Despite the rapid increase in the use of these technologies in the workplace, only one-third of organizations are using AI to adequately address security, privacy, and ethical risks, according to a new study from ISACA. Only.
A survey of 3,270 digital trust professionals found that only 34% believe their organizations pay sufficient attention to ethical standards for AI, and less than a third (32%) Organizations say they are adequately addressing AI concerns in their deployments, such as data privacy and bias.
Despite 60% of respondents saying their organization's employees use generative AI tools in their work, and 70% of employees saying they use any type of AI. This remains the same.
Furthermore, according to ISACA, 42% of organizations now formally allow the use of generative AI in the workplace, up from 28% six months ago.
Respondents say the three ways AI is most commonly used today are to improve productivity (35%), automate repetitive tasks (33%), and create written content (33%) said.
Lack of AI knowledge and training
The survey, dated May 7th, reveals a lack of AI knowledge among digital trust professionals, with only 5% of those declaring themselves very or very familiar with AI. It was only 25%.
When it comes to AI, almost half (46%) classify themselves as beginners.

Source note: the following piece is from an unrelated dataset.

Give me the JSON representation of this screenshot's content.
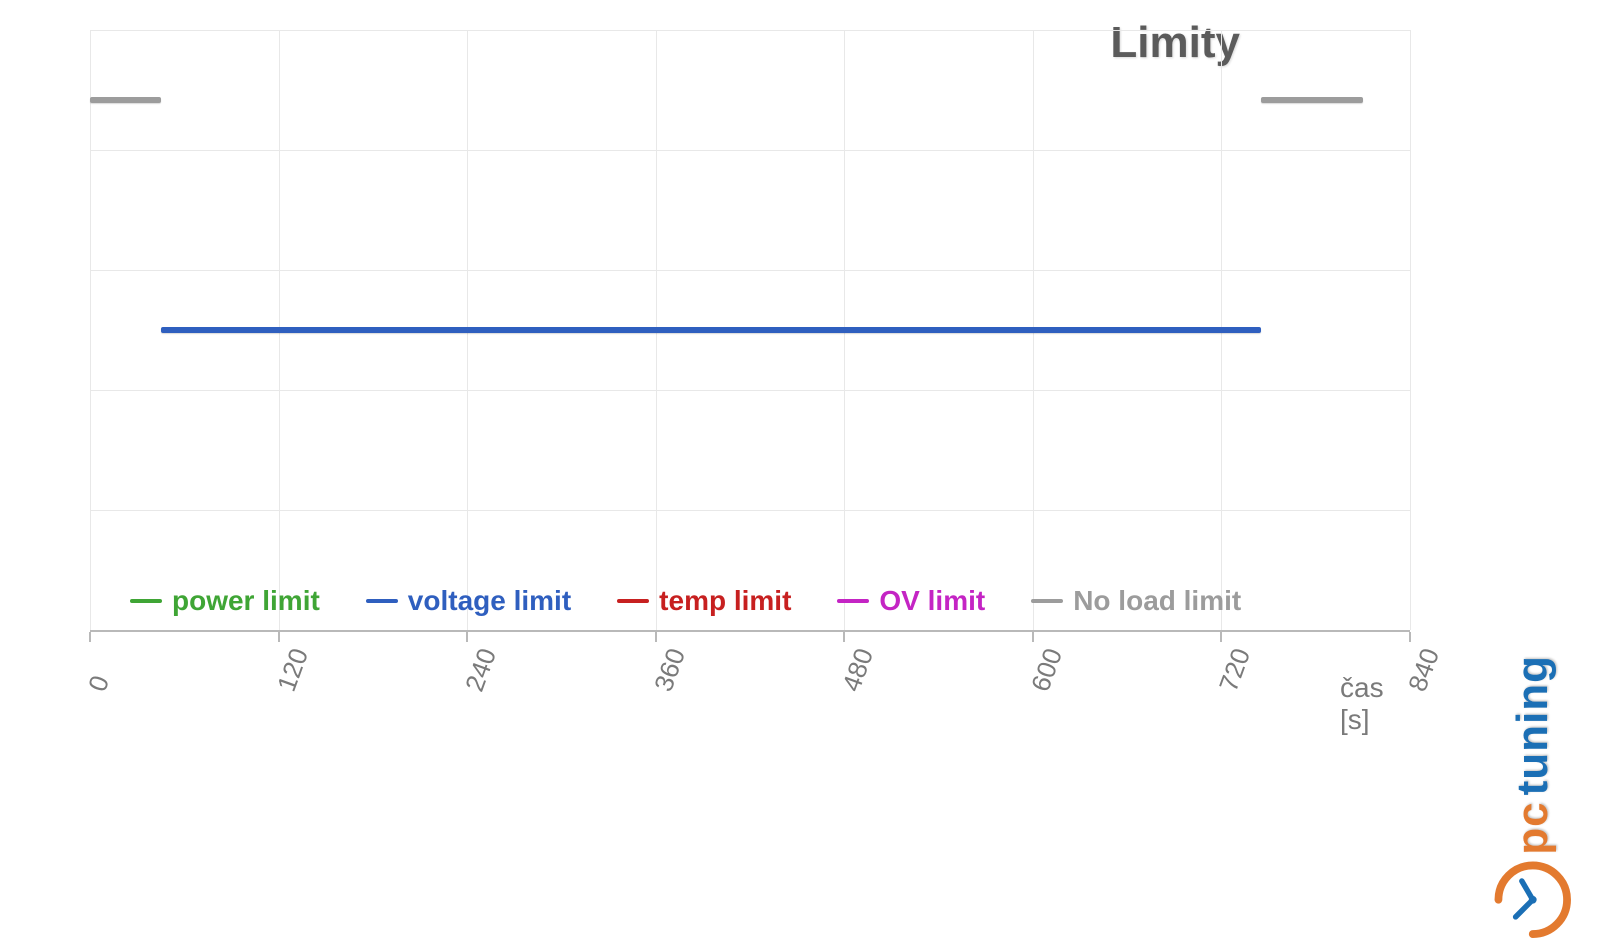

Digital trust professionals overwhelmingly recognize the need to improve their AI knowledge for their roles, with 85% knowing that they will need to improve their skills in this area within two years to advance or retain their job. I accept that I need to improve my knowledge.
Most organizations are not taking steps to address the lack of AI knowledge among IT professionals and the general workforce. Nearly half (40%) do not offer any AI training at all, and 32% of respondents said the training provided is limited to staff in technology-related roles.
Additionally, only 15% of organizations have a formal comprehensive policy regarding government use of AI technology.
talk to information securityRob Clyde, former ISACA board chair and Cybral director, said this was directly related to a lack of AI expertise and training.
“Cybersecurity governance experts are the people who create the policies. If they are not very familiar with AI, they may feel uncomfortable creating AI policy,” he noted.
Clyde advised organizations to leverage available AI frameworks to help build AI governance policies, such as the National Institute of Standards and Technology's (NIST) AI Risk Management Framework.
In the meantime, Clyde added, organizations should put at least some clear rules in place around the use of AI, such as not inputting sensitive information into publicly available large-scale language models (LLMs). .
“We don't have long to figure this out. The time is now,” he warned.
ISACA also revealed that it has released three new online courses for AI training, including auditing and managing these technologies.
How AI will impact cybersecurity jobs
The IT professionals surveyed also emphasized that they expect AI to have a significant impact on their work in general. Almost half (45%) believe that many jobs will be lost to AI in the next five years, and 80% believe that many jobs will change as a result of these technologies.
However, 78% believe AI will have a neutral or positive impact on their career.
Clyde said information security He said he expects AI to essentially replace certain cybersecurity roles over time. This includes his SOC analysts, whose AI is much better at pattern recognition than humans. The other is to significantly reduce the role of humans in creating policies and reports.
However, Clyde agreed with the majority of respondents that AI will have a net positive impact on cybersecurity jobs, creating many new roles related to the safe and secure use of AI in the workplace. .
For example, experts vet AI models to ensure they are free of bias or ensure that AI-based disinformation is not infiltrating the environment.
“If you think about it, we have a whole new opportunity,” Clyde said.
Tackling AI-based threats
Respondents also expressed significant concern about malicious actors using AI tools to target their organizations.
More than four in five (81%) highlighted misinformation/disinformation as their biggest threat. Alarmingly, only 20% of IT professionals say they are confident in their ability to detect false information using AI, and 23% say they are confident in their company's ability to detect false information. did.
Furthermore, 60% said they were very or very concerned that generative AI could be exploited by malicious actors, for example to create more believable phishing messages. .
Despite this, only 35% believe AI risks should be addressed as an immediate priority for their organization.